さすがに、レコーディングだから演奏中にオルガン倒す事はなかったでしょーけど。
曲はA面ラストの'THE TWILIGHT ZONE'とB面トップの'TELSTAR'というチョー有名な曲のカバー以外は、全て茂木氏のオリジナル。
そして前作との一番の違いと言えば、プロデュース自体がやはり茂木氏自身のセルフプロデュースってところでしょう。
多分、前作は企画ものだったと思うのですけど、この2枚目はかなり好きに出来たんじゃーないでしょーか??
ちなみに、このアルバムの何曲かは、佐久間氏の七回目の誕生日ソロライブ(判る人には判る、このギャグ^^。ただ、ドラムは岡井氏ではなかったと記憶しているけど)で演奏されました。
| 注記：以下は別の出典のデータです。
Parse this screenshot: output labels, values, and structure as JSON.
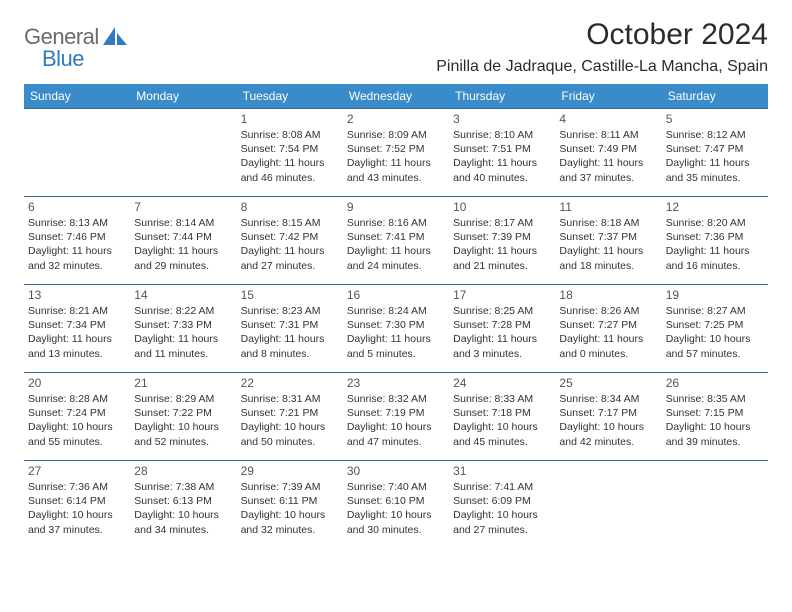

(あるスジからの情報で、この日のドラムは大二さんだったことが判りました。あれ??会場に筆者も居たのに??ちなみに、'DIGITAL MISTERY TOUR'の中からも何曲か、'NEO-N'からの曲も演奏されていたのでした。この日のライブは日本の民生機シンセ大活躍の日だったのです。何せ島さんまで参加してたんですから!!! 2003.05.14訂正 あるスジの方に大感謝!!!)
この後、茂木氏もスタジオワークやらアレンジャーとして仕事をしているみたいです。
残念だったのは、四人囃子の'89年の再結成ライブに茂木氏が参加しなかった事でしょうか??
そうすりゃ、きっと茂木氏を含めたミスタッチ時代のオリジナル'カーニバルがやって来るぞ'が絶対に演奏されたでしょーに。


さて、最後にこの文中にも登場しましたが、アスキー出版社の'電子音楽 イン・ジャパン'は、日本の過去の音楽シーンを書いたムック類の中では、久々の出来の本です。
昨年出た本ですけど、まだ市場にはあるでしょう。
とにかく、ここのところ色々出ている日本の音楽シーンを書いた本は、どーも間違いというかひどい勘違いが多いんだけど、この本はかなりしっかりインタビュー、取材をして書かれています。
(うーん、あのアスキーが....)
中心は、タイトルどうり日本の電子音楽が段々ポピュラーミュージックに浸透していく歴史を書いているんだけど、大阪の万博当時やら旧NHKの電子音楽スタジオのお話、それにプラスチックス時代の佐久間氏やらYMOやら、P−モデルやら、ヒカシューやら、あのイノヤマランドやら、バッハレボリューションやら、とにかくてんこ盛り。
これは、買っても損はないっすよ。
ちなみに、アルバム紹介に茂木氏の'DIGITAL MISTERY TOUR'も出ております。